Inclusivity is central to Android’s culture, and our values include treating each other with dignity. As such, it’s important that everyone can contribute without facing the harmful effects of bias and discrimination. However, terms in our codebase, user interfaces, and documentation can perpetuate that discrimination. This policy gives guidance to address disrespectful terminology in code, interfaces, and documentation.
See Code of Conduct for more information about Android standards.
Terminology that is derogatory, hurtful, or perpetuates discrimination, either directly or indirectly, should be avoided. This agrees with Google’s guidance on writing inclusive documentation.
What is in scope for this policy?
Anything that a contributor would read while working on Android, including but not limited to:
- Names of variables, types, functions, files, build rules, binaries, exported variables
- Test data
- System output and displays
- Comments and documentation (both inside and outside of source files)
- Commit messages
- Be respectful: Derogatory language shouldn’t be necessary to describe how things work.
- Use culturally appropriate language: Some words might have significant historical or political meanings. Please consider this and use alternatives.
How do I know if particular terminology is OK or not?
Apply the principles above. If you have any questions, you can reach out to firstname.lastname@example.org.
What are examples of terminology to avoid?
This list is NOT meant to be comprehensive. It contains a few examples that people have run into frequently.
Note that it's always worth considering whether a comment adds any value.
Sometimes the best fix is to remove the comment entirely. For example, a
comment saying only "Sanity check the header" immediately before a
verify_header doesn't add any value even if you're writing the
doc comment for public API. Be more specific about what is being checked, for
example "Check header for out of range values".
|master/slave||See alternatives for master and slave.|
|redline||priority line, track changes, design specs, UI annotations, exception, anomaly, special case, replacement list|
|whitelist/blacklist||See alternatives for blacklist.|
|(dark|light) graylist||For APIs:
|crazy, insane, cripple||See Avoid ableist language for guidelines.|
|sanity check||The word "check" alone often conveys the same meaning. Otherwise consider validate, verify, quick check, initial check, confidence check, soundness check, calibration check, readiness check.|
|dummy||unused, placeholder, no-op, base, fake/mock/stub.|
|grandfathered||See alternatives for grandfathered for guidelines.|
|gendered pronouns (for example, he or she)||they, them, their|
|man-in-the-middle (MITM)||on-path attacker|
|first-class citizen||core feature, built-in, top-level|
What if I am interfacing with something that violates this policy?

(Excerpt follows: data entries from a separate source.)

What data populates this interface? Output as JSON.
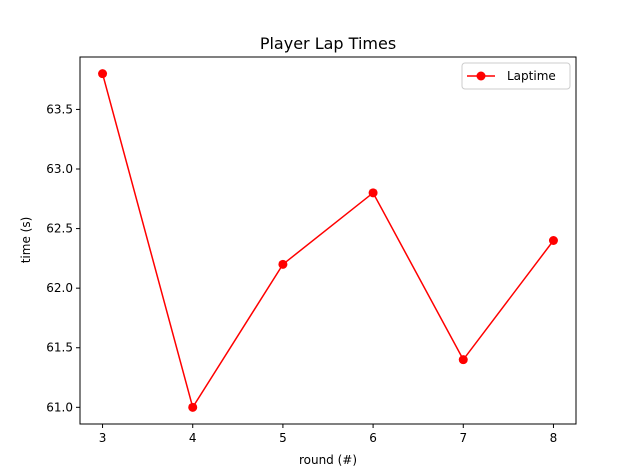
{
  "chart_data": {
    "type": "line",
    "title": "Player Lap Times",
    "xlabel": "round (#)",
    "ylabel": "time (s)",
    "x": [
      3,
      4,
      5,
      6,
      7,
      8
    ],
    "series": [
      {
        "name": "Laptime",
        "values": [
          63.8,
          61.0,
          62.2,
          62.8,
          61.4,
          62.4
        ],
        "color": "#ff0000",
        "marker": "circle"
      }
    ],
    "xlim": [
      2.75,
      8.25
    ],
    "ylim": [
      60.86,
      63.94
    ],
    "xticks": [
      "3",
      "4",
      "5",
      "6",
      "7",
      "8"
    ],
    "yticks": [
      "61.0",
      "61.5",
      "62.0",
      "62.5",
      "63.0",
      "63.5"
    ],
    "grid": false,
    "legend_position": "upper right"
  }
}
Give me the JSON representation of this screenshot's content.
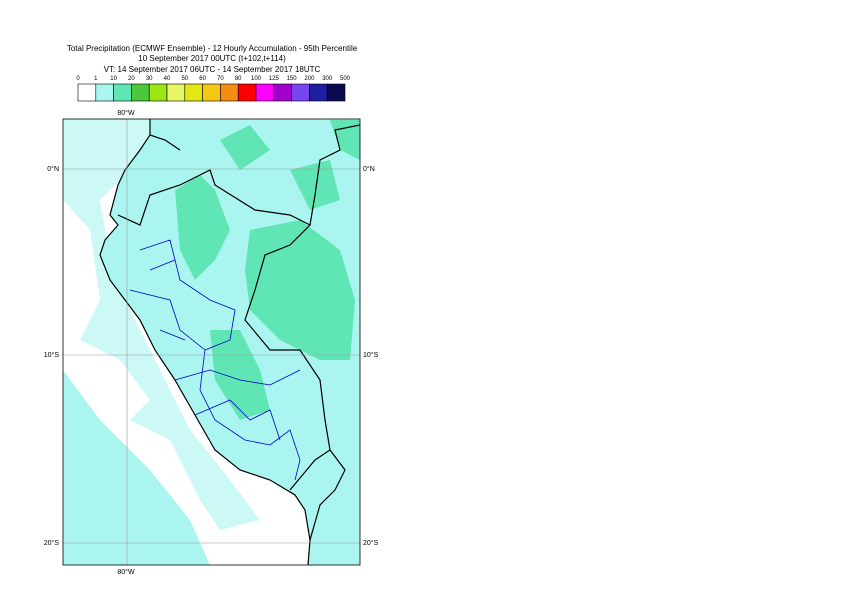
{
  "header": {
    "title": [
      "Total Precipitation (ECMWF Ensemble) - 12 Hourly Accumulation - 95th Percentile",
      "10 September 2017 00UTC (t+102,t+114)",
      "VT: 14 September 2017 06UTC - 14 September 2017 18UTC"
    ]
  },
  "legend": {
    "labels": [
      0,
      1,
      10,
      20,
      30,
      40,
      50,
      60,
      70,
      80,
      100,
      125,
      150,
      200,
      300,
      500
    ],
    "colors": [
      "#ffffff",
      "#aaf5f0",
      "#5fe6b4",
      "#4cc83c",
      "#9be614",
      "#e6f564",
      "#e6e614",
      "#f5c814",
      "#f58c14",
      "#ff0000",
      "#ff00ff",
      "#a000c8",
      "#7846f0",
      "#1e1ea0",
      "#0a0a50"
    ]
  },
  "map": {
    "lon_labels": [
      "80°W"
    ],
    "lat_labels": [
      "0°N",
      "10°S",
      "20°S"
    ]
  }
}
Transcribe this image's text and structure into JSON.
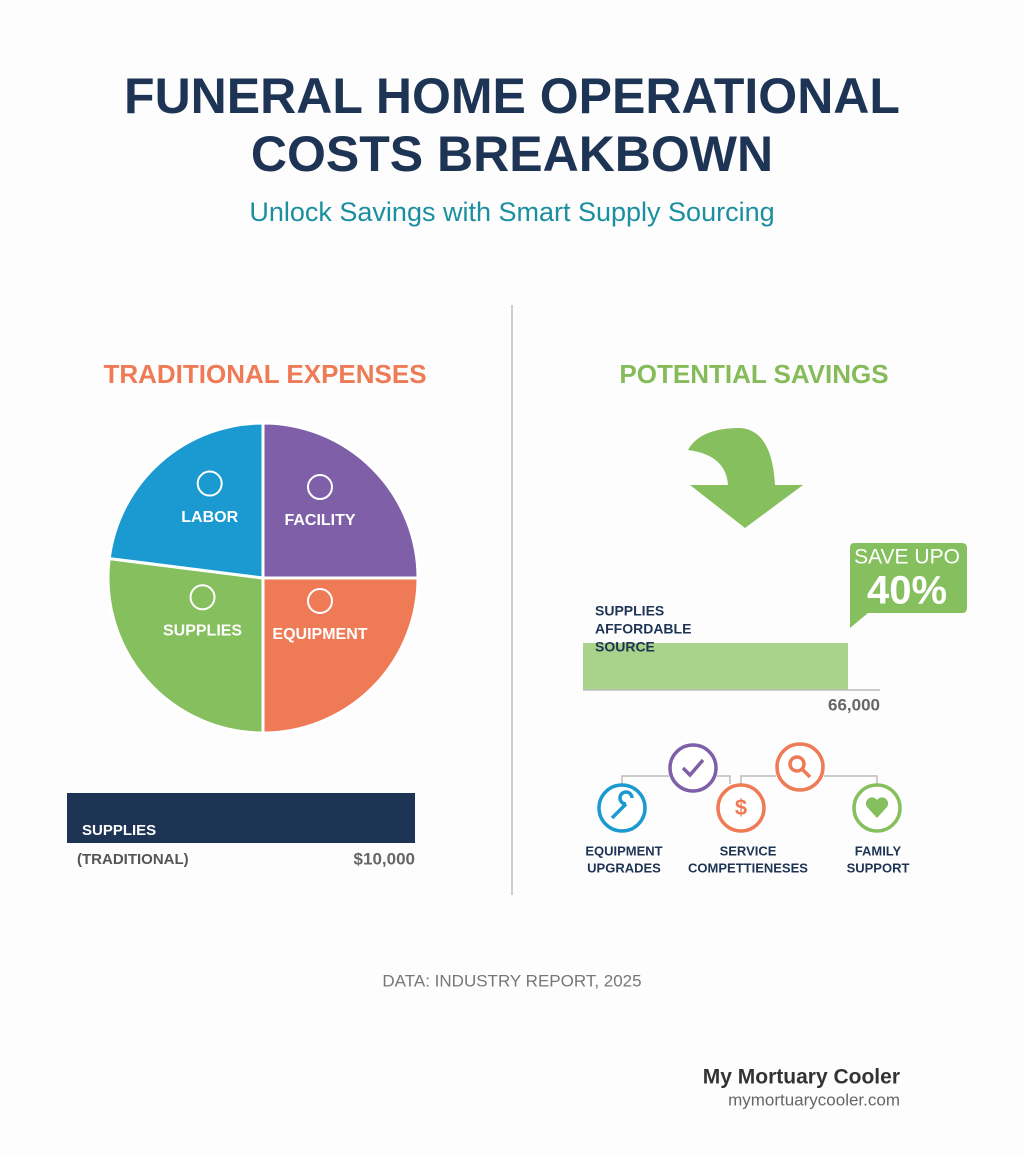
{
  "header": {
    "title_lines": [
      "FUNERAL HOME OPERATIONAL",
      "COSTS BREAKBOWN"
    ],
    "subtitle": "Unlock Savings with Smart Supply Sourcing"
  },
  "traditional": {
    "heading": "TRADITIONAL EXPENSES",
    "bar": {
      "label": "SUPPLIES",
      "sublabel": "(TRADITIONAL)",
      "value_text": "$10,000"
    }
  },
  "chart_data": {
    "type": "pie",
    "categories": [
      "FACILITY",
      "EQUIPMENT",
      "SUPPLIES",
      "LABOR"
    ],
    "values": [
      25,
      25,
      27,
      23
    ],
    "colors": [
      "#7e5fa8",
      "#ef7a56",
      "#86bf5e",
      "#1a9ad0"
    ]
  },
  "savings": {
    "heading": "POTENTIAL SAVINGS",
    "badge": {
      "line1": "SAVE UPO",
      "line2": "40%"
    },
    "bar": {
      "label_lines": [
        "SUPPLIES",
        "AFFORDABLE",
        "SOURCE"
      ],
      "value_text": "66,000"
    },
    "benefits": [
      {
        "lines": [
          "EQUIPMENT",
          "UPGRADES"
        ]
      },
      {
        "lines": [
          "SERVICE",
          "COMPETTIENESES"
        ]
      },
      {
        "lines": [
          "FAMILY",
          "SUPPORT"
        ]
      }
    ]
  },
  "footer": {
    "source": "DATA: INDUSTRY REPORT, 2025",
    "brand": "My Mortuary Cooler",
    "url": "mymortuarycooler.com"
  }
}
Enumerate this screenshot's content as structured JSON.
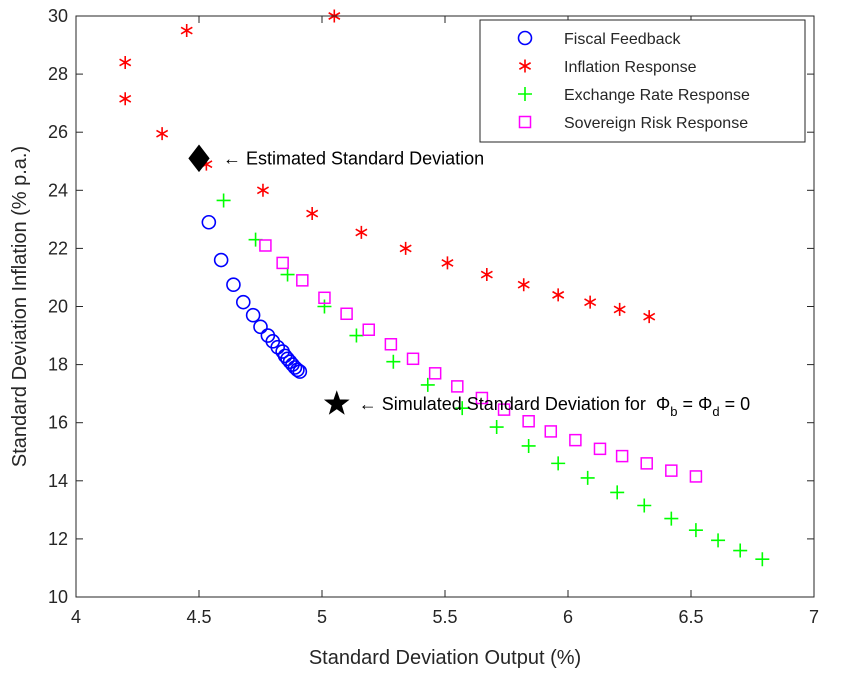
{
  "chart_data": {
    "type": "scatter",
    "xlabel": "Standard Deviation Output (%)",
    "ylabel": "Standard Deviation Inflation (% p.a.)",
    "xlim": [
      4,
      7
    ],
    "ylim": [
      10,
      30
    ],
    "xticks": [
      4,
      4.5,
      5,
      5.5,
      6,
      6.5,
      7
    ],
    "xtick_labels": [
      "4",
      "4.5",
      "5",
      "5.5",
      "6",
      "6.5",
      "7"
    ],
    "yticks": [
      10,
      12,
      14,
      16,
      18,
      20,
      22,
      24,
      26,
      28,
      30
    ],
    "ytick_labels": [
      "10",
      "12",
      "14",
      "16",
      "18",
      "20",
      "22",
      "24",
      "26",
      "28",
      "30"
    ],
    "grid": false,
    "legend_position": "top-right",
    "series": [
      {
        "name": "Fiscal Feedback",
        "marker": "circle",
        "color": "#0000ff",
        "points": [
          [
            4.54,
            22.9
          ],
          [
            4.59,
            21.6
          ],
          [
            4.64,
            20.75
          ],
          [
            4.68,
            20.15
          ],
          [
            4.72,
            19.7
          ],
          [
            4.75,
            19.3
          ],
          [
            4.78,
            19.0
          ],
          [
            4.8,
            18.8
          ],
          [
            4.82,
            18.6
          ],
          [
            4.84,
            18.45
          ],
          [
            4.85,
            18.3
          ],
          [
            4.86,
            18.2
          ],
          [
            4.87,
            18.1
          ],
          [
            4.88,
            18.0
          ],
          [
            4.89,
            17.9
          ],
          [
            4.9,
            17.82
          ],
          [
            4.91,
            17.76
          ]
        ]
      },
      {
        "name": "Inflation Response",
        "marker": "asterisk",
        "color": "#ff0000",
        "points": [
          [
            4.2,
            28.4
          ],
          [
            4.2,
            27.15
          ],
          [
            4.35,
            25.95
          ],
          [
            4.45,
            29.5
          ],
          [
            4.53,
            24.9
          ],
          [
            4.76,
            24.0
          ],
          [
            4.96,
            23.2
          ],
          [
            5.05,
            30.0
          ],
          [
            5.16,
            22.55
          ],
          [
            5.34,
            22.0
          ],
          [
            5.51,
            21.5
          ],
          [
            5.67,
            21.1
          ],
          [
            5.82,
            20.75
          ],
          [
            5.96,
            20.4
          ],
          [
            6.09,
            20.15
          ],
          [
            6.21,
            19.9
          ],
          [
            6.33,
            19.65
          ]
        ]
      },
      {
        "name": "Exchange Rate Response",
        "marker": "plus",
        "color": "#00ff00",
        "points": [
          [
            4.6,
            23.65
          ],
          [
            4.73,
            22.3
          ],
          [
            4.86,
            21.1
          ],
          [
            5.01,
            20.0
          ],
          [
            5.14,
            19.0
          ],
          [
            5.29,
            18.1
          ],
          [
            5.43,
            17.3
          ],
          [
            5.57,
            16.5
          ],
          [
            5.71,
            15.85
          ],
          [
            5.84,
            15.2
          ],
          [
            5.96,
            14.6
          ],
          [
            6.08,
            14.1
          ],
          [
            6.2,
            13.6
          ],
          [
            6.31,
            13.15
          ],
          [
            6.42,
            12.7
          ],
          [
            6.52,
            12.3
          ],
          [
            6.61,
            11.95
          ],
          [
            6.7,
            11.6
          ],
          [
            6.79,
            11.3
          ]
        ]
      },
      {
        "name": "Sovereign Risk Response",
        "marker": "square",
        "color": "#ff00ff",
        "points": [
          [
            4.77,
            22.1
          ],
          [
            4.84,
            21.5
          ],
          [
            4.92,
            20.9
          ],
          [
            5.01,
            20.3
          ],
          [
            5.1,
            19.75
          ],
          [
            5.19,
            19.2
          ],
          [
            5.28,
            18.7
          ],
          [
            5.37,
            18.2
          ],
          [
            5.46,
            17.7
          ],
          [
            5.55,
            17.25
          ],
          [
            5.65,
            16.85
          ],
          [
            5.74,
            16.45
          ],
          [
            5.84,
            16.05
          ],
          [
            5.93,
            15.7
          ],
          [
            6.03,
            15.4
          ],
          [
            6.13,
            15.1
          ],
          [
            6.22,
            14.85
          ],
          [
            6.32,
            14.6
          ],
          [
            6.42,
            14.35
          ],
          [
            6.52,
            14.15
          ]
        ]
      }
    ],
    "annotations": [
      {
        "name": "estimated",
        "marker": "diamond",
        "color": "#000000",
        "point": [
          4.5,
          25.1
        ],
        "text": "←  Estimated Standard Deviation"
      },
      {
        "name": "simulated",
        "marker": "star",
        "color": "#000000",
        "point": [
          5.06,
          16.65
        ],
        "text": "←  Simulated Standard Deviation for",
        "formula": {
          "phi1": "Φ",
          "sub1": "b",
          "eq1": " = ",
          "phi2": "Φ",
          "sub2": "d",
          "eq2": " = 0"
        }
      }
    ]
  }
}
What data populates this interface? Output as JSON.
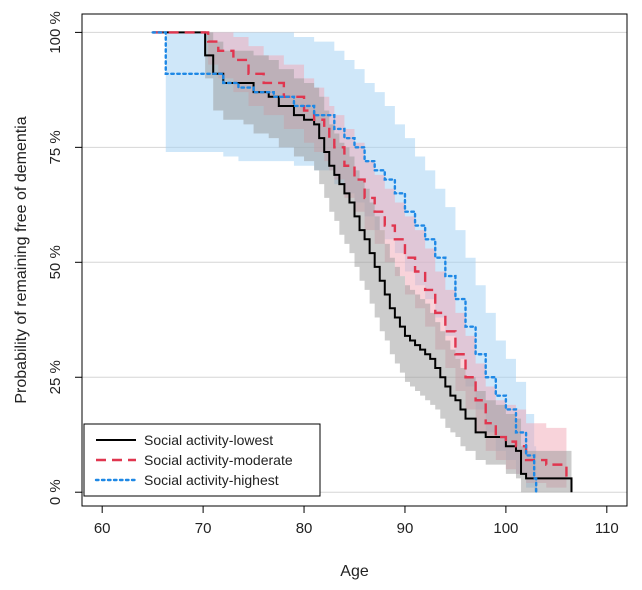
{
  "chart_data": {
    "type": "line",
    "subtype": "kaplan-meier step survival curves with confidence bands",
    "title": "",
    "xlabel": "Age",
    "ylabel": "Probability of remaining free of dementia",
    "xlim": [
      58,
      112
    ],
    "ylim": [
      -0.03,
      1.04
    ],
    "xticks": [
      60,
      70,
      80,
      90,
      100,
      110
    ],
    "xtick_labels": [
      "60",
      "70",
      "80",
      "90",
      "100",
      "110"
    ],
    "yticks": [
      0,
      0.25,
      0.5,
      0.75,
      1.0
    ],
    "ytick_labels": [
      "0 %",
      "25 %",
      "50 %",
      "75 %",
      "100 %"
    ],
    "grid": "horizontal",
    "legend_position": "bottom-left",
    "series": [
      {
        "name": "Social activity-lowest",
        "color": "#000000",
        "band_color": "#9a9a9a",
        "linestyle": "solid",
        "x": [
          65,
          70.2,
          71,
          72,
          74,
          75,
          76.5,
          77.5,
          79,
          80,
          81,
          81.5,
          82,
          82.5,
          83,
          83.5,
          84,
          84.5,
          85,
          85.5,
          86,
          86.5,
          87,
          87.5,
          88,
          88.5,
          89,
          89.5,
          90,
          90.5,
          91,
          91.5,
          92,
          92.5,
          93,
          93.5,
          94,
          94.5,
          95,
          95.5,
          96,
          97,
          98,
          99,
          100,
          101,
          101.5,
          102,
          104,
          105.5,
          106.5
        ],
        "y": [
          1.0,
          0.95,
          0.91,
          0.89,
          0.89,
          0.87,
          0.86,
          0.84,
          0.82,
          0.81,
          0.8,
          0.77,
          0.74,
          0.71,
          0.69,
          0.67,
          0.65,
          0.63,
          0.6,
          0.57,
          0.55,
          0.52,
          0.49,
          0.46,
          0.43,
          0.4,
          0.38,
          0.36,
          0.34,
          0.33,
          0.32,
          0.31,
          0.3,
          0.29,
          0.27,
          0.25,
          0.23,
          0.21,
          0.2,
          0.18,
          0.16,
          0.13,
          0.12,
          0.12,
          0.1,
          0.09,
          0.04,
          0.03,
          0.03,
          0.03,
          0.0
        ],
        "lower": [
          1.0,
          0.9,
          0.83,
          0.81,
          0.8,
          0.78,
          0.77,
          0.75,
          0.73,
          0.72,
          0.7,
          0.67,
          0.64,
          0.61,
          0.59,
          0.56,
          0.54,
          0.52,
          0.49,
          0.46,
          0.44,
          0.41,
          0.38,
          0.35,
          0.33,
          0.3,
          0.28,
          0.26,
          0.24,
          0.23,
          0.22,
          0.21,
          0.2,
          0.19,
          0.18,
          0.16,
          0.14,
          0.13,
          0.12,
          0.1,
          0.09,
          0.07,
          0.06,
          0.06,
          0.04,
          0.03,
          0.0,
          0.0,
          0.0,
          0.0,
          0.0
        ],
        "upper": [
          1.0,
          1.0,
          0.98,
          0.96,
          0.96,
          0.95,
          0.94,
          0.92,
          0.9,
          0.89,
          0.88,
          0.86,
          0.83,
          0.8,
          0.78,
          0.76,
          0.75,
          0.73,
          0.7,
          0.68,
          0.66,
          0.63,
          0.6,
          0.57,
          0.54,
          0.51,
          0.49,
          0.47,
          0.45,
          0.44,
          0.43,
          0.42,
          0.41,
          0.39,
          0.37,
          0.35,
          0.33,
          0.31,
          0.29,
          0.27,
          0.25,
          0.22,
          0.2,
          0.19,
          0.17,
          0.16,
          0.1,
          0.09,
          0.09,
          0.09,
          0.05
        ]
      },
      {
        "name": "Social activity-moderate",
        "color": "#e0364f",
        "band_color": "#f2a7b5",
        "linestyle": "dashed",
        "x": [
          65,
          70.5,
          71.5,
          73,
          74.5,
          76,
          78,
          80,
          81,
          82,
          82.5,
          83,
          84,
          85,
          86,
          87,
          88,
          89,
          90,
          91,
          92,
          93,
          94,
          95,
          96,
          97,
          98,
          99,
          100,
          101,
          102,
          103,
          104,
          105,
          106
        ],
        "y": [
          1.0,
          0.98,
          0.96,
          0.94,
          0.91,
          0.89,
          0.86,
          0.83,
          0.81,
          0.79,
          0.77,
          0.75,
          0.71,
          0.68,
          0.64,
          0.61,
          0.58,
          0.55,
          0.51,
          0.48,
          0.44,
          0.39,
          0.35,
          0.3,
          0.25,
          0.2,
          0.15,
          0.12,
          0.11,
          0.1,
          0.07,
          0.07,
          0.06,
          0.06,
          0.03
        ],
        "lower": [
          1.0,
          0.93,
          0.9,
          0.87,
          0.84,
          0.82,
          0.79,
          0.76,
          0.74,
          0.72,
          0.7,
          0.68,
          0.64,
          0.61,
          0.57,
          0.54,
          0.5,
          0.47,
          0.43,
          0.4,
          0.36,
          0.31,
          0.27,
          0.22,
          0.18,
          0.13,
          0.09,
          0.07,
          0.05,
          0.04,
          0.02,
          0.02,
          0.01,
          0.01,
          0.0
        ],
        "upper": [
          1.0,
          1.0,
          1.0,
          0.99,
          0.97,
          0.95,
          0.93,
          0.9,
          0.88,
          0.86,
          0.84,
          0.82,
          0.79,
          0.76,
          0.72,
          0.69,
          0.66,
          0.63,
          0.6,
          0.57,
          0.53,
          0.48,
          0.44,
          0.39,
          0.34,
          0.28,
          0.23,
          0.2,
          0.19,
          0.18,
          0.15,
          0.15,
          0.14,
          0.14,
          0.09
        ]
      },
      {
        "name": "Social activity-highest",
        "color": "#1e88e5",
        "band_color": "#9fd0f3",
        "linestyle": "dotted",
        "x": [
          65,
          66.3,
          69.5,
          71,
          72,
          73.5,
          75,
          77,
          79,
          81,
          83,
          84,
          85,
          86,
          87,
          88,
          89,
          90,
          91,
          92,
          93,
          94,
          95,
          96,
          97,
          98,
          99,
          100,
          101,
          102,
          102.8,
          103
        ],
        "y": [
          1.0,
          0.91,
          0.91,
          0.91,
          0.89,
          0.88,
          0.87,
          0.86,
          0.84,
          0.82,
          0.79,
          0.77,
          0.75,
          0.72,
          0.7,
          0.68,
          0.65,
          0.61,
          0.58,
          0.55,
          0.51,
          0.47,
          0.42,
          0.36,
          0.3,
          0.25,
          0.21,
          0.18,
          0.13,
          0.08,
          0.03,
          0.0
        ],
        "lower": [
          1.0,
          0.74,
          0.74,
          0.74,
          0.73,
          0.72,
          0.72,
          0.72,
          0.71,
          0.7,
          0.67,
          0.65,
          0.63,
          0.6,
          0.57,
          0.55,
          0.52,
          0.48,
          0.45,
          0.42,
          0.38,
          0.34,
          0.29,
          0.23,
          0.18,
          0.13,
          0.09,
          0.07,
          0.04,
          0.01,
          0.0,
          0.0
        ],
        "upper": [
          1.0,
          1.0,
          1.0,
          1.0,
          1.0,
          1.0,
          1.0,
          1.0,
          0.99,
          0.98,
          0.96,
          0.94,
          0.92,
          0.89,
          0.87,
          0.84,
          0.8,
          0.77,
          0.73,
          0.7,
          0.66,
          0.62,
          0.57,
          0.51,
          0.45,
          0.39,
          0.33,
          0.29,
          0.24,
          0.17,
          0.1,
          0.1
        ]
      }
    ]
  }
}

This circumstance has come up a few times, particularly for code implementing specifications. In these circumstances, differing from the language in the specification might interfere with the ability to understand the implementation. For these circumstances, we suggest one of the following, in order of decreasing preference:
- If using alternate terminology doesn't interfere with understanding, use alternate terminology.
- Don't propagate the terminology beyond the layer of code that is performing the interfacing. Where necessary, use alternative terminology at the API boundaries.
- If you’re not able to fix the language yourself, file a bug with the respective team.